Vincent J. Curtis
14 Nov 2016
Media which got everything wrong will now tell you all the
things that will happen as a result of the thing they said wouldn't happen.
Alan Dershwitz: “The One Thing Trump Will Do if He’s Smart.”
Bill Walen: Four
Takeaways from Trump’s Decision to Make Reince Priebus His Chief of Staff.
News Item: “Priebus’s first role is defending colleague
Bannon from accusations of racism, hate.”
Howard Kurtz: Media Buzz: “Can President Trump deliver on
his promises?”
News Item: “President-Elect
Trump Willing to Keep Parts of Obamacare”
News Item: Trump
Admits “There Could Be Some Fencing.”
News Item: “How Donald Trump Blew Up the Bond Market, and
Changed Everyone’s Views on Interest Rates.”
News Item: “Trump
faces backlash over appointing Steve Bannon as top aide, a choice critics say
will empower white nationalists.”
News Item: “In first
test, Trump makes big mistake”
News Item: “Reid Plans
to keep up anti-Trump barrage.”
Analysis: “How Donald
Trump won and almost all of us missed it.”
(Speak for yourself, ABC)
News Item: “Cracks are already starting to show between
Donald Trump and Republicans.”
News Item: “Trump’s Transition Team is just now learning
what a president does.”
The above is a selection of news items and opinion pieces I
picked off the web this morning. The
opening statement says it all and, with it in mind, reading the headlines of
the various stores and opinion pieces makes the authors seem ridiculous. Why media would bother themselves with what
critics say so soon after the election is not baffling. It is a sign of desperation, an attempt to
seem relevant, and effort to redeem themselves.
I don’t know why Donald Trump is giving the main stream media
the time of day. Yet, he did an
interview for the Wall Street Journal and the CBS news program “60 Minutes.” The media have advised Trump to hire Kelly
Ayotte (of all people!) to run the Department of Defense, as a means of
demonstrating an outreach to the disaffected parts of the Republican
Party. Stupid! The media learned nothing. Has it not occurred to them, that the
outreach should start from the other side?
Let’s hear Kelly Ayotte grovel a bit and admit she’s the one who made
the mistake concerning Trump.
The media commentariat have also been on Trump’s case
concerning his renewed use of Twitter.
So far as Twitter is concerned, Trump praised its valuable
use during the campaign, and said he planned to keep using it as president to
get his message out directly to the people.

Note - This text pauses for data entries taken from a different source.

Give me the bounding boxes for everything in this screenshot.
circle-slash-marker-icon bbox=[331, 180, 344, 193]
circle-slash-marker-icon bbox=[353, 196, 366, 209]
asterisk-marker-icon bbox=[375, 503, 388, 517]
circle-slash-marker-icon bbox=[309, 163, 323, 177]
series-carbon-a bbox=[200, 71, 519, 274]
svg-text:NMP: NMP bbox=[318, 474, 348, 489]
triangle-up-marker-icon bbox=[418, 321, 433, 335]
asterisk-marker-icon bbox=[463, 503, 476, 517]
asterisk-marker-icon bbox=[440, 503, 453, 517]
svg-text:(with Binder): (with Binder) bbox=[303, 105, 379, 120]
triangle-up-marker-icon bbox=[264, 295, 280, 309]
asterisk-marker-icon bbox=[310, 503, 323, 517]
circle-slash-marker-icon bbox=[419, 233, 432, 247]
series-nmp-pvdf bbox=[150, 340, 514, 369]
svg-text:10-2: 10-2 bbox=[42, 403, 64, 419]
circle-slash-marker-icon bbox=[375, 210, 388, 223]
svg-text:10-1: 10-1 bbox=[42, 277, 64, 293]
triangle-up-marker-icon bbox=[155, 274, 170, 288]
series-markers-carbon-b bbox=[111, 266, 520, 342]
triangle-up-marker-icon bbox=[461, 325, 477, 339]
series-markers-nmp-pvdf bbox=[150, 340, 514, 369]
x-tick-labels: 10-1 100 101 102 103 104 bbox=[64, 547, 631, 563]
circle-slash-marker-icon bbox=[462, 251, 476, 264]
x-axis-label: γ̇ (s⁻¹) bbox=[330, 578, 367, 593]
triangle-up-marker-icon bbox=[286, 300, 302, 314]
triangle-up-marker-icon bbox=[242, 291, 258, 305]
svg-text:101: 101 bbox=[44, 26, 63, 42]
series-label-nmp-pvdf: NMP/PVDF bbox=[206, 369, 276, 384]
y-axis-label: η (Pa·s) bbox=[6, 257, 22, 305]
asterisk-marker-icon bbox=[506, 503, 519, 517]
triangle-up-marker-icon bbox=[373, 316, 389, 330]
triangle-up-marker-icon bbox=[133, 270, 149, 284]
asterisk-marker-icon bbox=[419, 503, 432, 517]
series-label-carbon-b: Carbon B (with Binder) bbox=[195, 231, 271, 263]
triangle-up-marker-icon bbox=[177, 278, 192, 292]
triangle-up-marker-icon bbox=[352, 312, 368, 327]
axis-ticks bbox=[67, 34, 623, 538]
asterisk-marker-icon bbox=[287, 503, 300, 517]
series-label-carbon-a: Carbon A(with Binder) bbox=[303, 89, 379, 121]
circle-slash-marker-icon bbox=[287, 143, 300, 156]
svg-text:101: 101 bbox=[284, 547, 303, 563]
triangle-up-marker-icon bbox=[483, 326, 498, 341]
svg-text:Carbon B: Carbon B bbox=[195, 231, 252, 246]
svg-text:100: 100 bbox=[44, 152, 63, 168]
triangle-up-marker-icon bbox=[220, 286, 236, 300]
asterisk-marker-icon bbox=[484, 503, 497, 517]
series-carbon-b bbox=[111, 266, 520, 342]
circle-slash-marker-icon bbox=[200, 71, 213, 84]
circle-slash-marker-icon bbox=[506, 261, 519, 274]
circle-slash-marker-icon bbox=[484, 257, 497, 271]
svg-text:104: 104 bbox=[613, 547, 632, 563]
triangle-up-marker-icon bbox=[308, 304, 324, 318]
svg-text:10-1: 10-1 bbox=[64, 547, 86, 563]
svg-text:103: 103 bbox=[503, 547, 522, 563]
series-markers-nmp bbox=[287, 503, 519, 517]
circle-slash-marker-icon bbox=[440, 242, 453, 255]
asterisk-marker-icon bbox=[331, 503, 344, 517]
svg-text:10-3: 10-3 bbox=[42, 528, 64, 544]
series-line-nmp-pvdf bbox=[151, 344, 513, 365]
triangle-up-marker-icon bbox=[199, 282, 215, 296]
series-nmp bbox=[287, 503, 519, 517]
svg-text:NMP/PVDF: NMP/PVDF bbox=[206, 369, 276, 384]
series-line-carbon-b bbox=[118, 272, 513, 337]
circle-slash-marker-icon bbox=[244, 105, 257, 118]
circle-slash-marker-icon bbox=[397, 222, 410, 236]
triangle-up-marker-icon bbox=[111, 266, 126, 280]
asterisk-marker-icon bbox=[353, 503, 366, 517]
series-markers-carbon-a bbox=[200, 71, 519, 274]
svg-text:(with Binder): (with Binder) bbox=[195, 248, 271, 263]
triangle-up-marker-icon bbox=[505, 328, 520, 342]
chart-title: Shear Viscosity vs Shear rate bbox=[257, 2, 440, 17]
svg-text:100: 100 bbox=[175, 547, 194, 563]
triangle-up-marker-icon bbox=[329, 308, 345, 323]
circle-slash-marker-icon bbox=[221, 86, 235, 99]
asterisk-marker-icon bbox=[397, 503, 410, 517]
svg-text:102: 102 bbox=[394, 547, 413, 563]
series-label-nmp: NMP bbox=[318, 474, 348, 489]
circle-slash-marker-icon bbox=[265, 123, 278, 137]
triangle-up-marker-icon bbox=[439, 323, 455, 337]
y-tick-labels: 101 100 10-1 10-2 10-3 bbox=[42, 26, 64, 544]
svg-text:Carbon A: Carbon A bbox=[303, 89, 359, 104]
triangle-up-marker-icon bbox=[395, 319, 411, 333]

We would not have known of the congratulations offered Trump by Jeb Bush
and Mitt Romney unless Trump had tweeted those facts, and media reported on the
tweets not the underlying story.
The media have a vested interest in separating Trump from
his followers. I expect news stories
fretting and worrying about Trump’s abandonment of the Special Prosecutor for
Hillary, about the Wall, about repealing and replacing Obamacare, about his use
of insiders for his transition team and cabinet when he promised to “drain the
swamp” and so forth.
For my part, I am not going to pay attention to media
reports that seem to create problems for Trump.
I’m going to let Trump take office, and hold any criticism for six
months, giving the man time to get his feet under him and begin to move on his
program.
The Affordable Care Act is going to get repealed. Repeal is psychologically necessary for
Republicans. Critics will try to portray
the replacement that keep some parts of Obamacare as a mean-spirited repeal in
name only, like retaining the same bung-hole and replacing the drum around
it. I expect insurance for those with
pre-existing conditions will find a place in the replacement, but the
individual mandate will be gone.
Medicare is going to have to be fixed, and I hope to see tort-reform as
part of the insurance package.
I expect that by March, 2017, Hillary’s fate will be
determined, at least insofar as the emails are concerned. The pay-for-play business of the Clinton
Foundation is an entirely separate matter, and she is not cleared of that. I pay no attention to Trump’s soothing words
at the moment concerning Hillary. He is
committed to nothing, and there will be the problem of equal justice for all if
he lets Hillary's known email crimes go uninvestigated.
I would like to see Trump nominate Ted Cruz as Justice
Scalia’s replacement on the Supreme Court.
Cruz is not on Trump’s original list, but who would be a more
Scalia-like justice? Regardless, Trump
is not going to let us down on that score.